Our ‘Meet the Coordinator’ series provides a glimpse into what inspires, motivates and challenges our SBN country coordinators. Our coordinators are at the heart of the SBN, as they engage business, government and other stakeholders within their SUN Country to provide support to SMEs to act, invest and innovate in improved nutrition.
Syed Muntasir Ridwan is the coordinator of SBN Bangladesh.
What inspired you to work with the SUN Business Network?
I come from a place in Bangladesh called old Dhaka that is famous for its Biriyani (aromatic rice with clarified butter, spices and meat) and kebabs. Being an old Dhakaite, it’s in my genes to love oily snacks and avoid greens. I was never very concerned about health or nutrition until in 2012 I lost one of my closest uncles to heart disease, and my father had a heart attack that same year. I made a conscious effort to change my family’s diets but I failed – there’s too much emotional attachment to junk food, and it’s often more affordable than the healthy alternatives.
I went to study in Norway in 2013 and among many things that I found unique and fascinating about the country, it was their physical fitness that stood out to me. They have a diet that consists mainly of fish, vegetables, legumes and potatoes. Norway’s government and businesses have systematically promoted this diet through marketing campaigns and targets government incentives and promotion. Even though I’m not a nutritionist, just by living the ‘Norwegian’ diet, I was felt much better and fitter.
Fast forward to returning to Bangladesh, the SUN Business Network provided me the opportunity to work to replicate the systemic environment of Norway, where consumer choices are automatically steered towards a healthier diet, as a collaborative effort between government, business and civil society.
I just hope my work will one day convince my niece and nephews to stop drooling over doughnuts and start loving bowls of salads!
What are the most rewarding aspects of your work?
It has been a truly rewarding experience to recognise and support enthusiastic, innovative and hardworking entrepreneurs.
Entrepreneurs have the ambitions to make big changes to the food system in Bangladesh through their business models. It is really fulfilling to be part of their story and journey towards becoming a valued brand and a sustainable business.
What are the main challenges you face in your job?
The level of trust and shared common ground between government and business in Norway is not present in Bangladesh – in fact, there is a lot of mistrust and sensitivity around working with business. Even our role as the SUN Business Network comes under intense scrutiny from different sectors, hence why we need to tread carefully and work to build trust among different stakeholders’ brick by brick. We then need to keep the energy and motivation of the private sector to act and invest in nutrition.
What is your greatest achievement in this role?

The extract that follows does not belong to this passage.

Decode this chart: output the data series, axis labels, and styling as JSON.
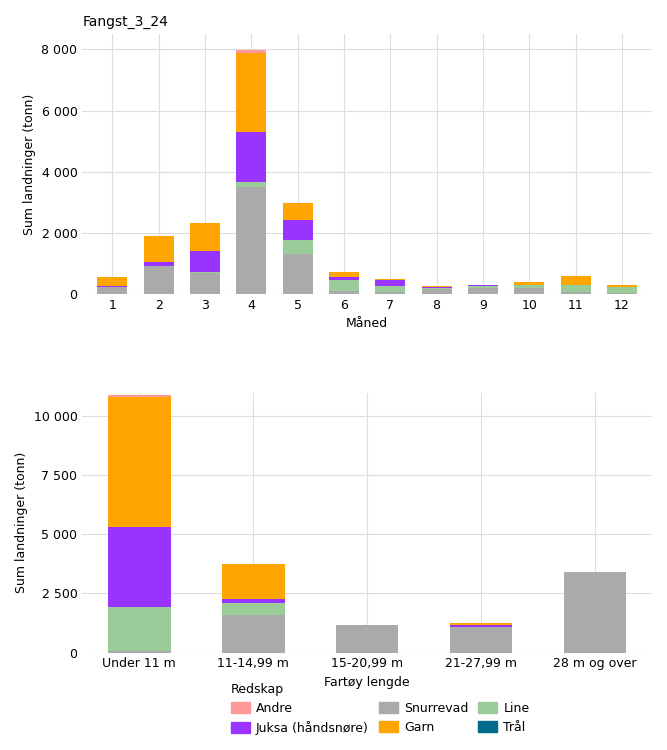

I don’t think I’ve reached my greatest achievement yet. But, if I were to mention two of my proudest moments they would be:
- Our agreement with the Ministry of Industries to chair the multi-stakeholder SBN Committee. This is the beginning of something great so that we can mobilise support from different Ministries, UN agencies and development partners to strengthen private sector actions on nutrition.
- Our cooperation agreement with the National Association of Small and Cottage Industries Bangladesh (NASCIB), which has the potential to build capacity and strengthen linkages for technical and financial assistance among a large of SMEs through a strong and sustainable sub-national business platform led by NASCIB, GAIN and WFP.
Which partners and stakeholders are you looking to engage with the achieve SBN Bangladesh’s objectives this year?
To achieve the N4G commitments for SMEs we are looking to engage with more national and sub-national technical service providers such as the Department of Agriculture Extension (DAE), Department of Livestock Services (DLS) and Bangladesh Food Safety Authority (DAE). Moreover, in order to create a better enabling environment to reach workforce nutrition commitments among our members, we are looking to work with the International Buyer Forum of Ready-Made Garments (RMG) Industries and other Chambers of Commerce.
Nominate a local business within your network that has showcased great commitment to addressing malnutrition, empowering women and/or environmental sustainability.
Prakriti Farming trains women homemakers in urban areas on rooftop gardening, providing them with the necessary inputs and guidance on how to grow their own fruits and vegetables. They also have their own outlets to sell their produce. This is creating income opportunities for urban women homemakers, building a market for safe and organic fruits and vegetables, and creating more green space within the concrete jungle of Dhaka.